In my previous trips to the region, my main goal was to focus on the most deprived areas, which is why I always passed by BolbolAbad without making a stop. This time, I received a message from a teacher who invited me to their school for holding reading aloud sessions. The school had 4 teachers and 4 classrooms and had 91 students in total.
I divided the students into two groups and held two separate reading aloud sessions.
The first group requested “that colorful book” which is how I ended up reading Elmer. Compared to the other villages, these children were much more creative, sociable and confident. According to the teachers, they arrange a lot of artistic activities in which students have to cooperate. Children were excited to share a custom of their village, similar to Elmer Day: “Every summer, we gather around, wear new colorful clothes and celebrate our health and happiness in this smoke-free village.” This summer, they celebrated their 33rd smoke-free year.
“What would you like to look like, if you were Elmer?” I asked them to draw their responses while I read-aloud to the second group. The second group was less talkative at first, but half-way through “Something from Nothing”, they showed the same level of enthusiasm.
The first group returned with their imaginative drawings.
“I love rainbows. I always go up on the hills and look for one after a rain. If I were Elmer, I would be a purple rainbow, different from all the other seven-colored rainbows.”
“No two things are alike in this world, like the mountains in my drawing.
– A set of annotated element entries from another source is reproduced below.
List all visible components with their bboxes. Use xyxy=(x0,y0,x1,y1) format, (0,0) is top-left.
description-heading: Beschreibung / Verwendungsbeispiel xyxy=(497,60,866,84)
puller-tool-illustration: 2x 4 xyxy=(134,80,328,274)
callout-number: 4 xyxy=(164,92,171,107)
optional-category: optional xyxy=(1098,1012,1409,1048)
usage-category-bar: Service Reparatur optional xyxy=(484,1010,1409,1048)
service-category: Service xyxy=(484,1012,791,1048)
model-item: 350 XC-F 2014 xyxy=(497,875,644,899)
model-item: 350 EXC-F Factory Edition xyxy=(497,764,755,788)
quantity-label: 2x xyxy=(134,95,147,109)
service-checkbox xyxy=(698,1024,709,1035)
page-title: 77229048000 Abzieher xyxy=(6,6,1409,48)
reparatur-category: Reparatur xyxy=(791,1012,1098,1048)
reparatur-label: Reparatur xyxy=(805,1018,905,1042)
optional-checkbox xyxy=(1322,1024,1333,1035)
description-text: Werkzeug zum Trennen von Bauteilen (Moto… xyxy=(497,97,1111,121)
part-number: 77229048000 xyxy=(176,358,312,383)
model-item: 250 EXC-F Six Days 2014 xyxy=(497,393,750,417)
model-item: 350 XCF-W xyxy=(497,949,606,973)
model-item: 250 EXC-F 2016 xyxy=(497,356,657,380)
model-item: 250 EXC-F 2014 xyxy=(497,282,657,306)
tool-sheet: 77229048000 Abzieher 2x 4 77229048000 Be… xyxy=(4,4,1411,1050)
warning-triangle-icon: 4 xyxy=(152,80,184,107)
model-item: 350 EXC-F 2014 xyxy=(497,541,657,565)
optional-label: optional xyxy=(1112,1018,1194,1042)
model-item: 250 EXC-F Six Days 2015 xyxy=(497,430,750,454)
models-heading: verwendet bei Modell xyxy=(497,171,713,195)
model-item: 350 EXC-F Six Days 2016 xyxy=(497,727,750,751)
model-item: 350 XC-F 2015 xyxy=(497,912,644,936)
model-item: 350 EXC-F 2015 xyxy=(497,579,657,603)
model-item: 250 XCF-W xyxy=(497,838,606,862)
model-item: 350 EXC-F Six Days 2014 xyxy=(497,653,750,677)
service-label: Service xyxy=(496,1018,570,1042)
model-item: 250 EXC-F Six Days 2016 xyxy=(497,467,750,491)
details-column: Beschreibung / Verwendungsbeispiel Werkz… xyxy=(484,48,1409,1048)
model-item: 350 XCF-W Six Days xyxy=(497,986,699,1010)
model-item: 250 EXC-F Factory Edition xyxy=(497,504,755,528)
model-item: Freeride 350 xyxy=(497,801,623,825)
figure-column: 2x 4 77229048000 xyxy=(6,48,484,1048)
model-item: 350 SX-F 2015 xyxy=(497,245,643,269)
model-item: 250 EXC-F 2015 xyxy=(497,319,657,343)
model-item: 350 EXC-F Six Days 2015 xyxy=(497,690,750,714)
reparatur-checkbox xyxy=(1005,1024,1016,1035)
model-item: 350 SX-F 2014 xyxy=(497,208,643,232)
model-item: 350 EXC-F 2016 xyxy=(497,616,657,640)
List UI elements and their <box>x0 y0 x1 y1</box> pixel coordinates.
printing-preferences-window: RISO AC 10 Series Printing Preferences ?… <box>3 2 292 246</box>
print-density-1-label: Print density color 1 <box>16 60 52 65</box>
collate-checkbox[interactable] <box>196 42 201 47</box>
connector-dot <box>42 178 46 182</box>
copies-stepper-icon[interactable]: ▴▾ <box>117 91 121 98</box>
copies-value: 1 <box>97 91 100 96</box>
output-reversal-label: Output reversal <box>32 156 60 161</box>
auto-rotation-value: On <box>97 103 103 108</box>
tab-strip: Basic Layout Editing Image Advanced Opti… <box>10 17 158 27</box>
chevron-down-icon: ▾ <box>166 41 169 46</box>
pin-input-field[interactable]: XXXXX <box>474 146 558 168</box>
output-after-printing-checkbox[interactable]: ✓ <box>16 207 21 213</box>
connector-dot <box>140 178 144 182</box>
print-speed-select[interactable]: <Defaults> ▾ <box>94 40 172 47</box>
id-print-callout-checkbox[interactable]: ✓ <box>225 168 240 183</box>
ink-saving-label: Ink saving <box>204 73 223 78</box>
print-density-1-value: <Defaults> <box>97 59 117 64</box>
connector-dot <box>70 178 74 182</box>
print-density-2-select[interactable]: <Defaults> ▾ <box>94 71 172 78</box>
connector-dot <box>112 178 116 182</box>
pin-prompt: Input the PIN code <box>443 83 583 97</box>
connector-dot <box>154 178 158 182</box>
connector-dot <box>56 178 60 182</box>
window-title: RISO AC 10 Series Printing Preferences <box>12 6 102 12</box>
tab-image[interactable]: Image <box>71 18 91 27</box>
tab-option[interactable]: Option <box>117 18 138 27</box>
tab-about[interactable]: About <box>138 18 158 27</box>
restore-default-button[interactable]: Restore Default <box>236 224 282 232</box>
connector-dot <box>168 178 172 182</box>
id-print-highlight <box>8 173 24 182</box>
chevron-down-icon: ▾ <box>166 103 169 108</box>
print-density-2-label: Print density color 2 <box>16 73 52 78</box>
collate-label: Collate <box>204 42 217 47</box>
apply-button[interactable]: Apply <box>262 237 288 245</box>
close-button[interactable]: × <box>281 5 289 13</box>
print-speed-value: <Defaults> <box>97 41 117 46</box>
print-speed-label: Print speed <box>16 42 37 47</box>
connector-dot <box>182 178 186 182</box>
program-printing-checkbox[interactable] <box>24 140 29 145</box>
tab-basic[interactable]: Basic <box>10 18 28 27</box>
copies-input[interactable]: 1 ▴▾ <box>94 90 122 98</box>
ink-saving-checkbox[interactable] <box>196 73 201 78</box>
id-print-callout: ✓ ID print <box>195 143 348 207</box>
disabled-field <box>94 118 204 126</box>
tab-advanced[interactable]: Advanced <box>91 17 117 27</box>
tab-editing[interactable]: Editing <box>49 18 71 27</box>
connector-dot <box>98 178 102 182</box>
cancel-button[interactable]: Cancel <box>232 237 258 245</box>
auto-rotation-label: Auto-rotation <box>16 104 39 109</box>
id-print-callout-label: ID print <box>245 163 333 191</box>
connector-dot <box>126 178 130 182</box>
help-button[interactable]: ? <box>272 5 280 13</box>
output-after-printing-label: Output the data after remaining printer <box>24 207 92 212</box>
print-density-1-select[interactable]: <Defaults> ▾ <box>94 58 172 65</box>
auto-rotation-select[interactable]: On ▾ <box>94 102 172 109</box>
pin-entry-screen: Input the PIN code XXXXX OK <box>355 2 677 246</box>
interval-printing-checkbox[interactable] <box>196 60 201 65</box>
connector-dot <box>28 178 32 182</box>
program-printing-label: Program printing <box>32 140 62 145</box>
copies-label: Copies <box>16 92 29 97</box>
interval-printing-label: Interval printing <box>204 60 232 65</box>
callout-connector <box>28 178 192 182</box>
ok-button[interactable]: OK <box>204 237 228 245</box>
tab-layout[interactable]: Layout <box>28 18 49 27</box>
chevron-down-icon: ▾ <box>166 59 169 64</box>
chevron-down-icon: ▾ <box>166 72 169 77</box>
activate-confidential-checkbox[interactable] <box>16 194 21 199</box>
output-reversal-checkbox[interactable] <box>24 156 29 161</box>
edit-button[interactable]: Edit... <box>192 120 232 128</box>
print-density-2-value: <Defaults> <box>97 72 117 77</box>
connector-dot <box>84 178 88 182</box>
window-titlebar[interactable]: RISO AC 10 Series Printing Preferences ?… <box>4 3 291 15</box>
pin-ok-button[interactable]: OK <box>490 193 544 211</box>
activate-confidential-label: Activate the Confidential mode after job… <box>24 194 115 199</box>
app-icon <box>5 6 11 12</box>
I am an Elmer myself, different from the rest of my friends. I am happy to have so many friends.”
“If I were Elmer, I wanted to be a colorful tree, different from the other trees in the forest.”
The school principal allocated a small room used for artistic gatherings to installing the Read with Me book display. Thereupon, in a one-hour meeting, I talked about reading aloud methods and follow-up activities to the teachers and principal.
I unfortunately had to cancel my trip to this village because of heavy rain and unreliable roads. I had promised to bring them a classroom library. So, I gave the book package and book display to a local boy, who is studying in a boarding school in Sardasht. This boy is originally from Dehvast and has become a very active teenage librarian in “Omid Read with Me Library”.